Mientras mi mamá sufría para poder tenerme, la tía ya estaba estrenando maternidad por segunda vez. Así fue como Amelia y yo terminamos naciendo con apenas unos días de diferencia. Técnicamente soy hija única, pero en la práctica Amelia es mi hermana y Daniel… bueno, Daniel es el hermano mayor insoportable que siempre se cree el rey del mundo (y que además me quita el sueño, pero eso Amelia jamás lo debe saber).
―Necesitamos salir rápido de aquí, no podemos demorarnos porque los invitados no tardan en llegar ―anuncia mi padre con su tono de “general en batalla”.
―Sí, hay que recoger el pastel ―dice Amelia, más emocionada por el azúcar que por mi cumpleaños.
―Vayan ustedes, yo me quedaré a supervisar que todo quede perfecto para nuestra princesa―susurra mi madre con voz dulce.
―Te amo, mami ―la beso, y salgo junto a Amelia y mi padre hacia el rancho de mis tíos.
Mientras caminamos al carro, Amelia me da un codazo.
―Espero que no empieces con tus caras raras cuando veas a mi hermano.
―¿Qué caras raras? ―pregunto indignada.
―Esa en la que parece que vas a desmayarte o que necesitas urgentemente ir al baño.
La ignoro, porque sé perfectamente de qué cara está hablando.
Subimos al coche y mi papá arranca con esa concentración que parece que fuéramos a una misión secreta. Yo, mientras tanto, estoy nerviosa por dos cosas:
Que el pastel llegue entero.
Que Daniel aparezca en mi fiesta y no con esa camiseta horrenda de vaquero que se pone para arruinarme la vista.

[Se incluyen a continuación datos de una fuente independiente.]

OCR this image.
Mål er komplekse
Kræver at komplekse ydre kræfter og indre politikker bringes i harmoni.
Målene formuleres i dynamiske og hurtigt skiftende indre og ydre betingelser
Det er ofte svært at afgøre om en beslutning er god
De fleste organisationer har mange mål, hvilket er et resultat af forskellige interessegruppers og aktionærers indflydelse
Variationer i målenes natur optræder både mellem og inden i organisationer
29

Cuando llegamos al rancho, el olor a azúcar, vainilla y chocolate me golpea como un abrazo celestial. La tía Susana está en la cocina, rodeada de moldes, bandejas y bowls como si estuviera grabando un reality de repostería.
―¡Mis niñas! ―grita en cuanto nos ve entrar, con las manos llenas de harina―. ¡Y mi cuñado favorito!
―Soy tu único cuñado ―responde mi padre con resignación.
―Y por eso mismo, ¡el favorito! ―replica ella antes de abrazarnos a todos.
Sobre la mesa reposa la torta más grande que he visto en mi vida. Tiene varias capas, flores de azúcar y hasta un letrero que dice “Feliz Cumpleaños, Ángela” con letras brillantes.
―Tía… ―suspiro casi con lágrimas en los ojos―, si algún día me caso, usted hace la torta, ¿sí?
―Si algún día te casas con Daniel, no cuentes con mi bendición ―responde con naturalidad mientras saca una bandeja de galletas del horno.
Me atraganto con mi propia saliva y Amelia casi se cae de la risa.
―¡Tía! ―me quejo, aunque mi cara debe estar más roja que el betún de fresa.
Y ahí lo tengo; mi cumpleaños número dieciocho comienza oficialmente entre abrazos, azúcar, y el constante recordatorio de que toda mi familia sospecha de mi crush imposible.